Tuesday, April 9, 2013

South Africa declares first offshore marine protected area

WATER and Environmental Affairs Minister Edna Molewa has declared South Africa’s first offshore marine protected area, spanning 180,000km² around the Southern Ocean’s Prince Edward and Marion islands, the Department of Environmental Affairs said on Tuesday.

The area is of significant global importance as a breeding ground for fish and sea birds, but is not being patrolled by South Africa after the government’s mismanagement of patrol ships and their upkeep.

The declaration is in line with South Africa’s new National Protected Areas Expansion Strategy, which seeks to structure the way in which protected areas are declared to maximise conservation benefits, said Zolile Nqayi, the department’s oceans and coasts director.

The conservation zone includes a 12-nautical-mile "no take" zone, four restricted zones (where fishing is limited) and a controlled zone linking the four restricted zones. The controlled zone would be managed as a "low-impact zone", Mr Nqayi said.

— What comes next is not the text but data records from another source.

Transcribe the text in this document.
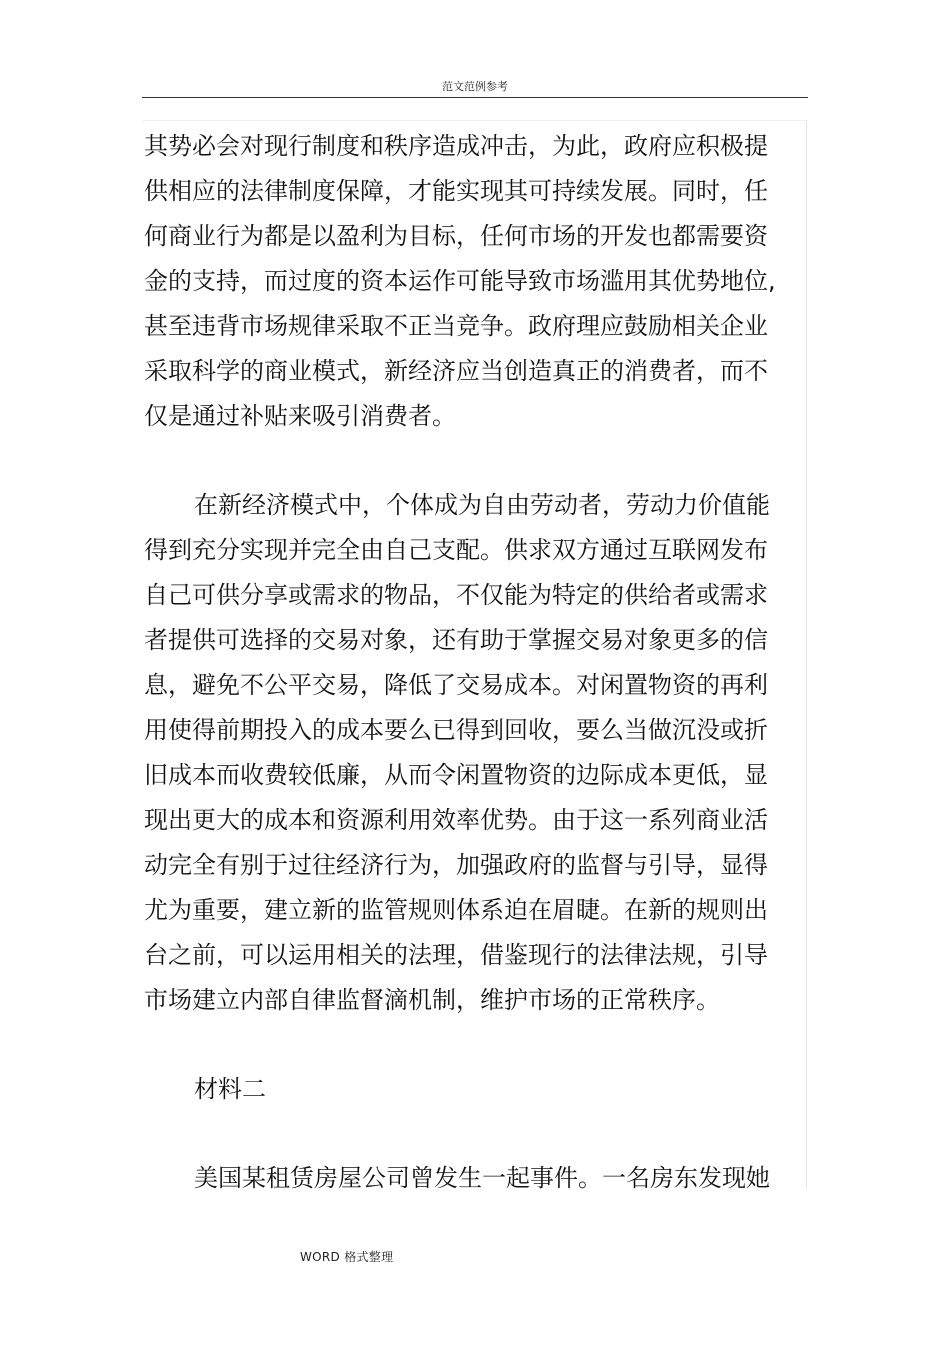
范文范例参考

其势必会对现行制度和秩序造成冲击，为此，政府应积极提

供相应的法律制度保障，才能实现其可持续发展。同时，任

何商业行为都是以盈利为目标，任何市场的开发也都需要资

金的支持，而过度的资本运作可能导致市场滥用其优势地位,

甚至违背市场规律采取不正当竞争。政府理应鼓励相关企业

采取科学的商业模式，新经济应当创造真正的消费者，而不

仅是通过补贴来吸引消费者。

在新经济模式中，个体成为自由劳动者，劳动力价值能

得到充分实现并完全由自己支配。供求双方通过互联网发布

自己可供分享或需求的物品，不仅能为特定的供给者或需求

者提供可选择的交易对象，还有助于掌握交易对象更多的信

息，避免不公平交易，降低了交易成本。对闲置物资的再利

用使得前期投入的成本要么已得到回收，要么当做沉没或折

旧成本而收费较低廉，从而令闲置物资的边际成本更低，显

现出更大的成本和资源利用效率优势。由于这一系列商业活

动完全有别于过往经济行为，加强政府的监督与引导，显得

尤为重要，建立新的监管规则体系迫在眉睫。在新的规则出

台之前，可以运用相关的法理，借鉴现行的法律法规，引导

市场建立内部自律监督滴机制，维护市场的正常秩序。

材料二

美国某租赁房屋公司曾发生一起事件。一名房东发现她

WORD 格式整理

World Wide Fund for Nature biodiversity unit head Deon Nel said the declaration of the protected area opened up opportunities for South Africa to put in place an effective management system — still being finalised — and to sort out the problems with patrolling.

The Department of Agriculture, Forestry and Fisheries, which is responsible for the policing patrols, last week signed an emergency contract with Dutch shipyard Damen to bring South Africa’s fleet of six fisheries patrol and survey vessels into operation.

The department reclaimed the vessels from the navy after the latter failed to ensure they carried out their duties of patrolling and quantifying the sustainability of the country’s fishing stocks.

The navy took over the management of the fisheries fleet in April amid protests, after Agriculture, Forestry and Fisheries Minister Tina Joemat-Pettersson halted Smit Amandla Marine’s R800m contract to manage and operate the seven vessels and gave it to black empowerment company Sekunjalo.This decision was later reversed and the ships handed to the navy.